The Untouchables (1987)
Huge controversy surrounded the costumes for Brian De Palma's classic, with Giorgio Armani getting a huge wardrobe credit despite, apparently, not actually supplying many of the main characters' clobber. Designer Richard Bruno, with the help of 84-year-old British tailor Henry Stewart, was supposedly responsible for DeNiro`s costumes, while costume designer Marilyn Vance-Straker did most of the rest. All we know for sure is that if we ever get to hold a pistol in one hand and raise a Bureau of Prohibition badge in the other (it's seeming less and less likely as we type) we want to be doing it in a jacket-free waistcoat, white sleeves rolled up and with that exact tie on. Too much to ask?
Wall Street (1987)
Oliver Stone's financial drama worked as both a massively entertaining thriller and also as a sort of historical bookmark of the decade of consumer excess. But this isn't a history lesson. The overriding wardrobe instruction is that to be powerful, you need to dress powerful. And that absolutely must include braces. Everyone clear? Braces. Really can't emphasise that enough.
Rain Man (1988)
Only one man can rock the light suit and crisp white shirt harder than Tom Cruise. And that man is Dustin Hoffman. Double-breasted, buttons done up, wide lapel, in Vegas. That's every box ticked, is it not?

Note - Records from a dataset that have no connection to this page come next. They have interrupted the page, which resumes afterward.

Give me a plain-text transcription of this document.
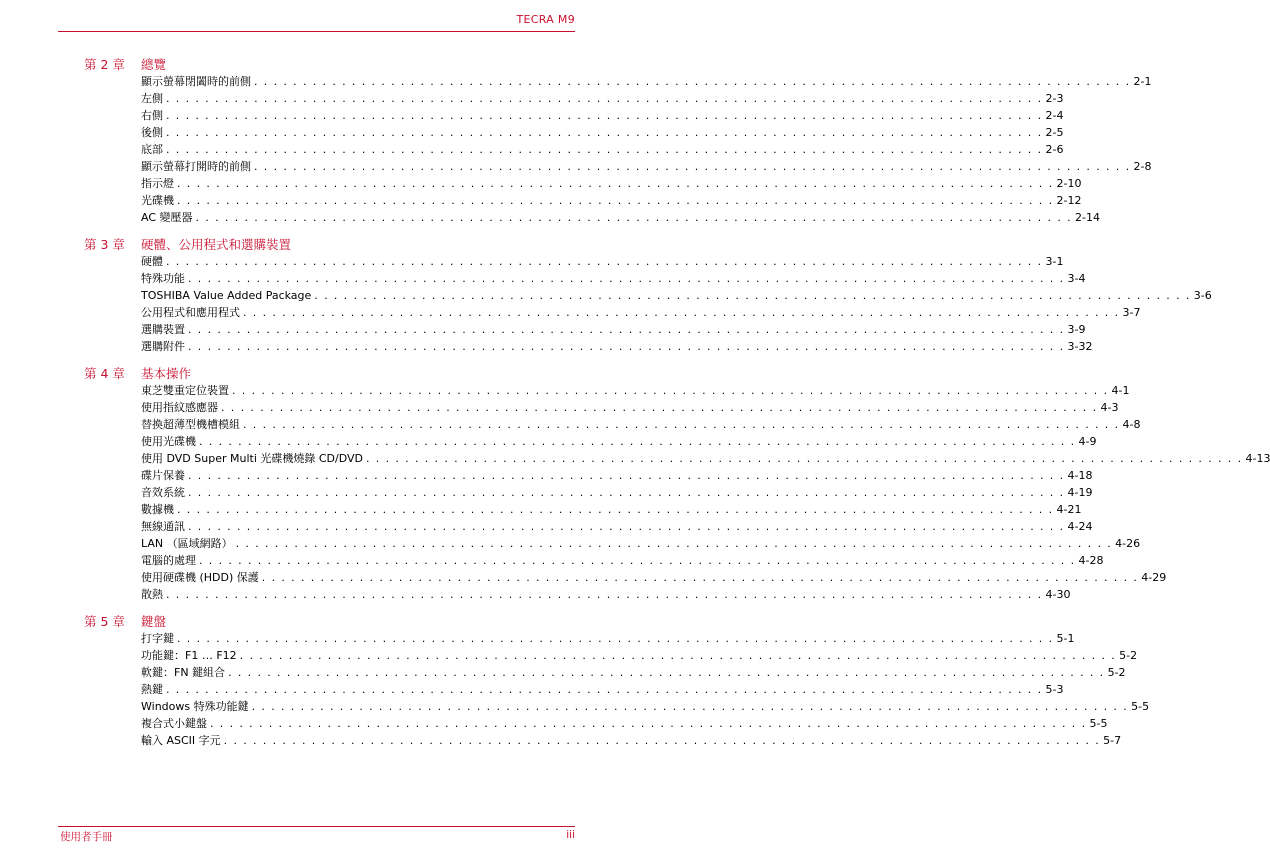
TECRA M9
第 2 章	總覽
顯示螢幕閉闔時的前側 . . . . . . . . . . . . . . . . . . . . . . . . . . . . . . . . . . . . . . . . . . . . . . . . . . . . . . . . . . . . . . . . . . . . . . . . . . . . . . . . . . . . . . . . . . 2-1
左側 . . . . . . . . . . . . . . . . . . . . . . . . . . . . . . . . . . . . . . . . . . . . . . . . . . . . . . . . . . . . . . . . . . . . . . . . . . . . . . . . . . . . . . . . . . 2-3
右側 . . . . . . . . . . . . . . . . . . . . . . . . . . . . . . . . . . . . . . . . . . . . . . . . . . . . . . . . . . . . . . . . . . . . . . . . . . . . . . . . . . . . . . . . . . 2-4
後側 . . . . . . . . . . . . . . . . . . . . . . . . . . . . . . . . . . . . . . . . . . . . . . . . . . . . . . . . . . . . . . . . . . . . . . . . . . . . . . . . . . . . . . . . . . 2-5
底部 . . . . . . . . . . . . . . . . . . . . . . . . . . . . . . . . . . . . . . . . . . . . . . . . . . . . . . . . . . . . . . . . . . . . . . . . . . . . . . . . . . . . . . . . . . 2-6
顯示螢幕打開時的前側 . . . . . . . . . . . . . . . . . . . . . . . . . . . . . . . . . . . . . . . . . . . . . . . . . . . . . . . . . . . . . . . . . . . . . . . . . . . . . . . . . . . . . . . . . . 2-8
指示燈 . . . . . . . . . . . . . . . . . . . . . . . . . . . . . . . . . . . . . . . . . . . . . . . . . . . . . . . . . . . . . . . . . . . . . . . . . . . . . . . . . . . . . . . . . . 2-10
光碟機 . . . . . . . . . . . . . . . . . . . . . . . . . . . . . . . . . . . . . . . . . . . . . . . . . . . . . . . . . . . . . . . . . . . . . . . . . . . . . . . . . . . . . . . . . . 2-12
AC 變壓器 . . . . . . . . . . . . . . . . . . . . . . . . . . . . . . . . . . . . . . . . . . . . . . . . . . . . . . . . . . . . . . . . . . . . . . . . . . . . . . . . . . . . . . . . . . 2-14
第 3 章	硬體、公用程式和選購裝置
硬體 . . . . . . . . . . . . . . . . . . . . . . . . . . . . . . . . . . . . . . . . . . . . . . . . . . . . . . . . . . . . . . . . . . . . . . . . . . . . . . . . . . . . . . . . . . 3-1
特殊功能 . . . . . . . . . . . . . . . . . . . . . . . . . . . . . . . . . . . . . . . . . . . . . . . . . . . . . . . . . . . . . . . . . . . . . . . . . . . . . . . . . . . . . . . . . . 3-4
TOSHIBA Value Added Package . . . . . . . . . . . . . . . . . . . . . . . . . . . . . . . . . . . . . . . . . . . . . . . . . . . . . . . . . . . . . . . . . . . . . . . . . . . . . . . . . . . . . . . . . . 3-6
公用程式和應用程式 . . . . . . . . . . . . . . . . . . . . . . . . . . . . . . . . . . . . . . . . . . . . . . . . . . . . . . . . . . . . . . . . . . . . . . . . . . . . . . . . . . . . . . . . . . 3-7
選購裝置 . . . . . . . . . . . . . . . . . . . . . . . . . . . . . . . . . . . . . . . . . . . . . . . . . . . . . . . . . . . . . . . . . . . . . . . . . . . . . . . . . . . . . . . . . . 3-9
選購附件 . . . . . . . . . . . . . . . . . . . . . . . . . . . . . . . . . . . . . . . . . . . . . . . . . . . . . . . . . . . . . . . . . . . . . . . . . . . . . . . . . . . . . . . . . . 3-32
第 4 章	基本操作
東芝雙重定位裝置 . . . . . . . . . . . . . . . . . . . . . . . . . . . . . . . . . . . . . . . . . . . . . . . . . . . . . . . . . . . . . . . . . . . . . . . . . . . . . . . . . . . . . . . . . . 4-1
使用指紋感應器 . . . . . . . . . . . . . . . . . . . . . . . . . . . . . . . . . . . . . . . . . . . . . . . . . . . . . . . . . . . . . . . . . . . . . . . . . . . . . . . . . . . . . . . . . . 4-3
替換超薄型機槽模組 . . . . . . . . . . . . . . . . . . . . . . . . . . . . . . . . . . . . . . . . . . . . . . . . . . . . . . . . . . . . . . . . . . . . . . . . . . . . . . . . . . . . . . . . . . 4-8
使用光碟機 . . . . . . . . . . . . . . . . . . . . . . . . . . . . . . . . . . . . . . . . . . . . . . . . . . . . . . . . . . . . . . . . . . . . . . . . . . . . . . . . . . . . . . . . . . 4-9
使用 DVD Super Multi 光碟機燒錄 CD/DVD . . . . . . . . . . . . . . . . . . . . . . . . . . . . . . . . . . . . . . . . . . . . . . . . . . . . . . . . . . . . . . . . . . . . . . . . . . . . . . . . . . . . . . . . . . 4-13
碟片保養 . . . . . . . . . . . . . . . . . . . . . . . . . . . . . . . . . . . . . . . . . . . . . . . . . . . . . . . . . . . . . . . . . . . . . . . . . . . . . . . . . . . . . . . . . . 4-18
音效系統 . . . . . . . . . . . . . . . . . . . . . . . . . . . . . . . . . . . . . . . . . . . . . . . . . . . . . . . . . . . . . . . . . . . . . . . . . . . . . . . . . . . . . . . . . . 4-19
數據機 . . . . . . . . . . . . . . . . . . . . . . . . . . . . . . . . . . . . . . . . . . . . . . . . . . . . . . . . . . . . . . . . . . . . . . . . . . . . . . . . . . . . . . . . . . 4-21
無線通訊 . . . . . . . . . . . . . . . . . . . . . . . . . . . . . . . . . . . . . . . . . . . . . . . . . . . . . . . . . . . . . . . . . . . . . . . . . . . . . . . . . . . . . . . . . . 4-24
LAN （區域網路） . . . . . . . . . . . . . . . . . . . . . . . . . . . . . . . . . . . . . . . . . . . . . . . . . . . . . . . . . . . . . . . . . . . . . . . . . . . . . . . . . . . . . . . . . . 4-26
電腦的處理 . . . . . . . . . . . . . . . . . . . . . . . . . . . . . . . . . . . . . . . . . . . . . . . . . . . . . . . . . . . . . . . . . . . . . . . . . . . . . . . . . . . . . . . . . . 4-28
使用硬碟機 (HDD) 保護 . . . . . . . . . . . . . . . . . . . . . . . . . . . . . . . . . . . . . . . . . . . . . . . . . . . . . . . . . . . . . . . . . . . . . . . . . . . . . . . . . . . . . . . . . . 4-29
散熱 . . . . . . . . . . . . . . . . . . . . . . . . . . . . . . . . . . . . . . . . . . . . . . . . . . . . . . . . . . . . . . . . . . . . . . . . . . . . . . . . . . . . . . . . . . 4-30
第 5 章	鍵盤
打字鍵 . . . . . . . . . . . . . . . . . . . . . . . . . . . . . . . . . . . . . . . . . . . . . . . . . . . . . . . . . . . . . . . . . . . . . . . . . . . . . . . . . . . . . . . . . . 5-1
功能鍵：F1 … F12 . . . . . . . . . . . . . . . . . . . . . . . . . . . . . . . . . . . . . . . . . . . . . . . . . . . . . . . . . . . . . . . . . . . . . . . . . . . . . . . . . . . . . . . . . . 5-2
軟鍵：FN 鍵組合 . . . . . . . . . . . . . . . . . . . . . . . . . . . . . . . . . . . . . . . . . . . . . . . . . . . . . . . . . . . . . . . . . . . . . . . . . . . . . . . . . . . . . . . . . . 5-2
熱鍵 . . . . . . . . . . . . . . . . . . . . . . . . . . . . . . . . . . . . . . . . . . . . . . . . . . . . . . . . . . . . . . . . . . . . . . . . . . . . . . . . . . . . . . . . . . 5-3
Windows 特殊功能鍵 . . . . . . . . . . . . . . . . . . . . . . . . . . . . . . . . . . . . . . . . . . . . . . . . . . . . . . . . . . . . . . . . . . . . . . . . . . . . . . . . . . . . . . . . . . 5-5
複合式小鍵盤 . . . . . . . . . . . . . . . . . . . . . . . . . . . . . . . . . . . . . . . . . . . . . . . . . . . . . . . . . . . . . . . . . . . . . . . . . . . . . . . . . . . . . . . . . . 5-5
輸入 ASCII 字元 . . . . . . . . . . . . . . . . . . . . . . . . . . . . . . . . . . . . . . . . . . . . . . . . . . . . . . . . . . . . . . . . . . . . . . . . . . . . . . . . . . . . . . . . . . 5-7
使用者手冊	iii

For most of us there are no style tips to be had from the Joker's wardrobe, but rest assured, if you are a deranged supervillain hell-bent on taking over a major metropolis while in turn doing away with that city's greatest son, this is what you wear.
Do The Right Thing (1989)
DTRT never sparked the violence that buffoons of the time suggested it would (how dare Spike Lee launch a movie about racial tension during the summer), but the results stirred important discussions that are sadly as relevant now as ever. But we're getting sidetracked already. This movie was cool. Spike in trademark Dodgers jersey, paired with chunky medallion. Loud shirts left, right and centre and shorts so short you could set your watch to them. It's a certain type of person than can pull off Do The Right Thing-cool, but if you are that person, be sure to keep doing the right thing.
Indiana Jones and the Last Crusade (1989)
It's hard to know who won this Father/Son sartorial skirmish, back in 1989. In classic Indy style he could rock the outfit of any poor fool he'd just knocked out far better than the man the suit was actually fitted for, but conversely if any of us dress as well as Henry Jones at his age, then we'll be doing very well indeed.
Interesting aside: Connery was actually only 58 at the time of shooting - just 12 years older than Harrison Ford - despite his character being 75.